Other wonderful moments Amy recalls include the joy in children’s eyes when she gives them a book, daily interactions with the families of Fort Collins, and authentic moments like a little girl asking her if she lived at the library to which she responded, “yes – but only during the day.”
When she worked at Old Town Library, she also saw a different perspective of public service. One time, a woman she was trying to assist became very agitated with her to the point that Amy had to relay she could not help her until she was able to calm down. The woman burst into tears and explained that she wasn’t meant to be at the Library and accidentally ended up there on a bus and was concerned about her caretaker being able to find her.
“By the end of the conversation, [the woman] said ‘thank you for saving my day.’ It expands my views and people’s need for connection and the need for relief and joy through books. I was able to turn it around and that came from lots of years of experience.”

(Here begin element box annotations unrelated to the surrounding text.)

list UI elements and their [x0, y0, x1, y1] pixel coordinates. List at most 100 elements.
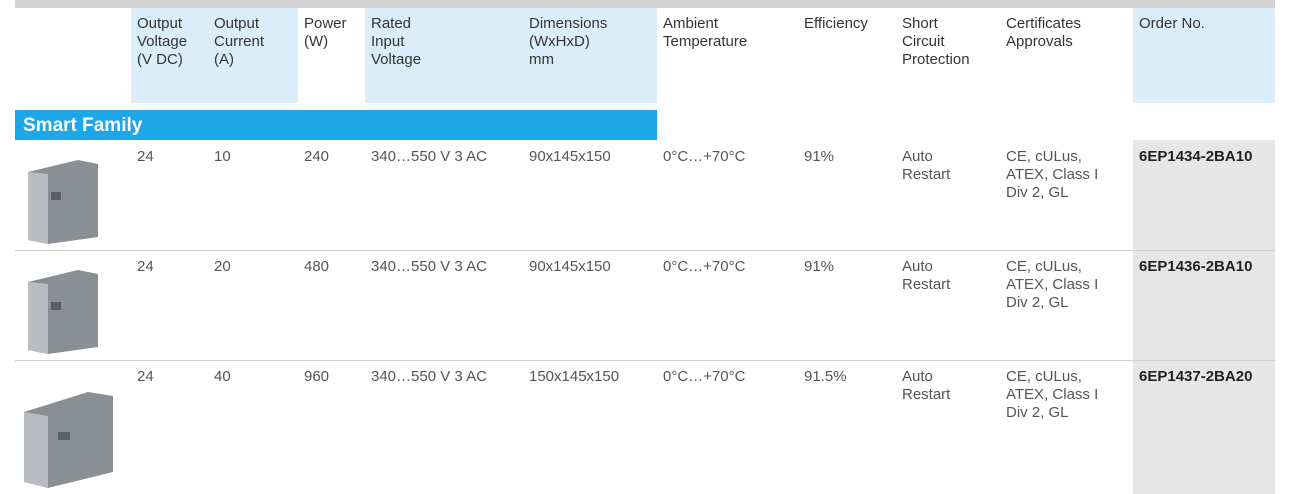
- header-line: (W): [304, 33, 329, 50]
- cell-line: 240: [304, 148, 330, 165]
- table-cell: 960: [298, 360, 365, 494]
- cell-line: 340…550 V 3 AC: [371, 148, 487, 165]
- header-line: Output: [214, 15, 260, 32]
- table-cell: CE, cULus, ATEX, Class I Div 2, GL: [1000, 140, 1133, 250]
- column-header: Output Voltage (V DC): [131, 8, 208, 103]
- header-line: Input: [371, 33, 405, 50]
- cell-line: ATEX, Class I: [1006, 166, 1099, 183]
- cell-line: 0°C…+70°C: [663, 368, 746, 385]
- header-line: Voltage: [371, 51, 422, 68]
- table-cell: 20: [208, 250, 298, 360]
- cell-line: 150x145x150: [529, 368, 620, 385]
- table-cell: 24: [131, 140, 208, 250]
- cell-line: 10: [214, 148, 231, 165]
- header-line: Circuit: [902, 33, 945, 50]
- header-line: Order No.: [1139, 15, 1205, 32]
- top-bar: [15, 0, 1275, 8]
- table-cell: 240: [298, 140, 365, 250]
- header-line: (WxHxD): [529, 33, 590, 50]
- cell-line: Auto: [902, 368, 933, 385]
- table-cell: Auto Restart: [896, 140, 1000, 250]
- header-line: Current: [214, 33, 265, 50]
- cell-line: Auto: [902, 148, 933, 165]
- header-line: Voltage: [137, 33, 188, 50]
- cell-line: 6EP1434-2BA10: [1139, 148, 1253, 165]
- cell-line: 480: [304, 258, 330, 275]
- header-line: Output: [137, 15, 183, 32]
- header-line: Rated: [371, 15, 412, 32]
- header-line: Protection: [902, 51, 970, 68]
- cell-line: 91.5%: [804, 368, 847, 385]
- header-line: Power: [304, 15, 347, 32]
- column-header: Short Circuit Protection: [896, 8, 1000, 103]
- table-cell: 0°C…+70°C: [657, 250, 798, 360]
- cell-line: 91%: [804, 148, 835, 165]
- header-line: Ambient: [663, 15, 719, 32]
- table-cell: 150x145x150: [523, 360, 657, 494]
- table-cell: Auto Restart: [896, 250, 1000, 360]
- section-bar: Smart Family: [15, 110, 657, 140]
- column-header: Dimensions (WxHxD) mm: [523, 8, 657, 103]
- column-header: Certificates Approvals: [1000, 8, 1133, 103]
- table-cell: 91.5%: [798, 360, 896, 494]
- cell-line: 960: [304, 368, 330, 385]
- header-line: Approvals: [1006, 33, 1073, 50]
- column-header: Order No.: [1133, 8, 1275, 103]
- header-line: Short: [902, 15, 938, 32]
- cell-line: ATEX, Class I: [1006, 276, 1099, 293]
- cell-line: 340…550 V 3 AC: [371, 368, 487, 385]
- section-label: Smart Family: [23, 115, 143, 136]
- cell-line: 91%: [804, 258, 835, 275]
- cell-line: Div 2, GL: [1006, 404, 1069, 421]
- header-line: Dimensions: [529, 15, 608, 32]
- table-cell: 340…550 V 3 AC: [365, 360, 523, 494]
- cell-line: CE, cULus,: [1006, 368, 1082, 385]
- column-header: Efficiency: [798, 8, 896, 103]
- column-header: Output Current (A): [208, 8, 298, 103]
- cell-line: CE, cULus,: [1006, 148, 1082, 165]
- header-line: mm: [529, 51, 554, 68]
- header-line: Temperature: [663, 33, 748, 50]
- table-cell: 24: [131, 360, 208, 494]
- cell-line: 340…550 V 3 AC: [371, 258, 487, 275]
- table-cell: 340…550 V 3 AC: [365, 250, 523, 360]
- column-header: Rated Input Voltage: [365, 8, 523, 103]
- header-line: Certificates: [1006, 15, 1082, 32]
- product-image: [28, 270, 98, 354]
- table-cell: 24: [131, 250, 208, 360]
- table-cell: 91%: [798, 140, 896, 250]
- table-cell: 340…550 V 3 AC: [365, 140, 523, 250]
- order-column-bg: [1133, 140, 1275, 494]
- cell-line: 40: [214, 368, 231, 385]
- row-separator: [15, 360, 1275, 361]
- cell-line: Div 2, GL: [1006, 294, 1069, 311]
- column-header: Power (W): [298, 8, 365, 103]
- cell-line: 20: [214, 258, 231, 275]
- cell-line: 0°C…+70°C: [663, 148, 746, 165]
- table-cell: CE, cULus, ATEX, Class I Div 2, GL: [1000, 250, 1133, 360]
- cell-line: 90x145x150: [529, 258, 611, 275]
- cell-line: Restart: [902, 276, 951, 293]
- cell-line: 24: [137, 258, 154, 275]
- header-line: Efficiency: [804, 15, 868, 32]
- header-line: (A): [214, 51, 234, 68]
- header-line: (V DC): [137, 51, 183, 68]
- cell-line: Restart: [902, 386, 951, 403]
- cell-line: Auto: [902, 258, 933, 275]
- cell-line: CE, cULus,: [1006, 258, 1082, 275]
- product-image: [28, 160, 98, 244]
- column-header: Ambient Temperature: [657, 8, 798, 103]
- order-number: 6EP1434-2BA10: [1133, 140, 1275, 250]
- table-cell: 10: [208, 140, 298, 250]
- cell-line: 6EP1437-2BA20: [1139, 368, 1253, 385]
- table-cell: 90x145x150: [523, 140, 657, 250]
- table-cell: 40: [208, 360, 298, 494]
- table-cell: CE, cULus, ATEX, Class I Div 2, GL: [1000, 360, 1133, 494]
- table-cell: 480: [298, 250, 365, 360]
- table-cell: 0°C…+70°C: [657, 360, 798, 494]
- cell-line: ATEX, Class I: [1006, 386, 1099, 403]
- order-number: 6EP1437-2BA20: [1133, 360, 1275, 494]
- row-separator: [15, 250, 1275, 251]
- cell-line: Div 2, GL: [1006, 184, 1069, 201]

To Many More Years of Glow-In-The-Dark Glue
Amy’s recent readings that sparked personal joy include, I, Cosmo and Leonard, My Life as a Cat both by Carlie Sorosiak. One of her favorites ever is Dear Martin by Nic Stone and she reads many picture books daily.
Summing up her three decades of service in libraries, Amy relayed some of the most wonderful parts of her job, “The power to change somebody’s day and the random authentic interactions I get daily. Also, just the interactions with staff and like-minded people. I can’t believe that I get to help support storytellers with their planning or supplies…I get to buy green paper and glow-in-the-dark glue, who doesn’t love that?”
You can read some of Amy’s writing through her blog pieces including “Picture This” and “Get Smart About Your Money” or drop by Council Tree Library to meet Amy in person at one of her programs or take some of her wonderful reading recommendations.